Поскольку Гийом оставался убежденным холостяком, Бруно был единственным наследником Ланселей по мужской линии.
Дед и бабка часто говорили о будущем внука, сидя после ужина в парчовых креслах перед горящим камином в маленькой гостиной. После их смерти Гийом и Поль унаследуют замок и виноградники. Если бездетный Гийом умрет раньше Поля, его доля наследства перейдет к Полю. Но после смерти Поля все это наследство будет поровну распределено между Евой и тремя его детьми.
Это значит, что их обожаемый Бруно никогда не станет единственным хозяином родовых земель. Ему придется владеть всем этим вместе с иностранками-сестрами, которых судьба лишила преимущества вырасти и получить образование во Франции. Девушки, скорее всего, выйдут замуж за иностранцев сомнительного происхождения, а их дети получат равные доли владений Ланселей. В конце концов они раздробятся так, что в этом краю едва ли сохранится и память о Ланселях, всегда чувствовавших себя неотъемлемой частью Шампани.
Когда Бруно отправился к себе переодеться после прогулки верхом, а Ева пошла с Фредди и Дельфиной мыть руки перед завтраком, Аннет де Лансель испытала облегчение. У Дельфины и Фредди, которые всегда разговаривали с родителями по-французски, произношение было совершенным. Обрадованные встречей с бабкой и дедом, девочки проявляли к ним истинно родственные чувства. Они были так очарованы Вальмоном, что виконтесса внезапно подумала: нет, эти девочки вовсе не бродяжки без роду и племени, а подлинные Лансели, вернувшиеся домой после многолетних скитаний. Да, она поступила весьма мудро, пригласив всех в замок одновременно, а самое главное, что ни словом не обмолвилась об этом Бруно.

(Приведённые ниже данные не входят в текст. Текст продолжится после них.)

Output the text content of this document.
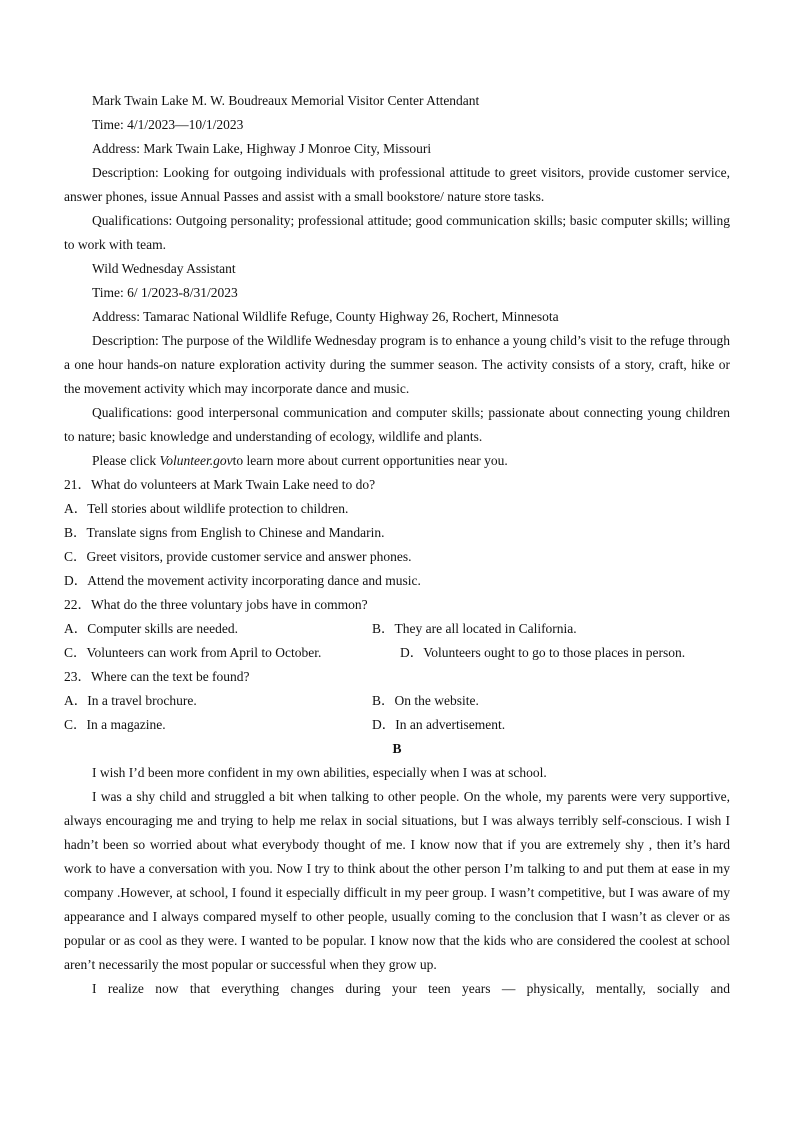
Mark Twain Lake M. W. Boudreaux Memorial Visitor Center Attendant
Time: 4/1/2023—10/1/2023
Address: Mark Twain Lake, Highway J Monroe City, Missouri
Description: Looking for outgoing individuals with professional attitude to greet visitors, provide customer service, answer phones, issue Annual Passes and assist with a small bookstore/ nature store tasks.
Qualifications: Outgoing personality; professional attitude; good communication skills; basic computer skills; willing to work with team.
Wild Wednesday Assistant
Time: 6/ 1/2023-8/31/2023
Address: Tamarac National Wildlife Refuge, County Highway 26, Rochert, Minnesota
Description: The purpose of the Wildlife Wednesday program is to enhance a young child’s visit to the refuge through a one hour hands-on nature exploration activity during the summer season. The activity consists of a story, craft, hike or the movement activity which may incorporate dance and music.
Qualifications: good interpersonal communication and computer skills; passionate about connecting young children to nature; basic knowledge and understanding of ecology, wildlife and plants.
Please click Volunteer.govto learn more about current opportunities near you.
21．What do volunteers at Mark Twain Lake need to do?
A．Tell stories about wildlife protection to children.
B．Translate signs from English to Chinese and Mandarin.
C．Greet visitors, provide customer service and answer phones.
D．Attend the movement activity incorporating dance and music.
22．What do the three voluntary jobs have in common?
A．Computer skills are needed.	B．They are all located in California.
C．Volunteers can work from April to October.	D．Volunteers ought to go to those places in person.
23．Where can the text be found?
A．In a travel brochure.	B．On the website.
C．In a magazine.	D．In an advertisement.
B
I wish I’d been more confident in my own abilities, especially when I was at school.
I was a shy child and struggled a bit when talking to other people. On the whole, my parents were very supportive, always encouraging me and trying to help me relax in social situations, but I was always terribly self-conscious. I wish I hadn’t been so worried about what everybody thought of me. I know now that if you are extremely shy , then it’s hard work to have a conversation with you. Now I try to think about the other person I’m talking to and put them at ease in my company .However, at school, I found it especially difficult in my peer group. I wasn’t competitive, but I was aware of my appearance and I always compared myself to other people, usually coming to the conclusion that I wasn’t as clever or as popular or as cool as they were. I wanted to be popular. I know now that the kids who are considered the coolest at school aren’t necessarily the most popular or successful when they grow up.
I realize now that everything changes during your teen years — physically, mentally, socially and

«Непроницаемый, — думала Ева, наблюдая за Бруно во время завтрака, — совершенно непроницаемый». Учтивость Бруно была столь же холодной и блестящей, как предметы семейного сервиза из старинного серебра. Еве проще было представить, что она сумеет скрутить двумя пальцами один из тяжелых ножей, чем поверить в то, что Бруно когда-нибудь искренне улыбнется ей, а не просто приподнимет уголки губ. Ни словом, ни жестом не показывая этого другим членам семьи, он абсолютно ясно дал понять Еве, что она для него не существует, никогда не существовала и не будет существовать. Глядя на Еву в упор, он словно не видел ее, даже когда непринужденно отвечал на ее вопросы. Еве казалось, будто на нее смотрят холодные и непримиримые карие глаза. Была ли виной тому его фальшивая улыбка, или Ева не ошиблась, заметив несоответствие по-женски пухлого рта Бруно и мужской твердости черт его лица?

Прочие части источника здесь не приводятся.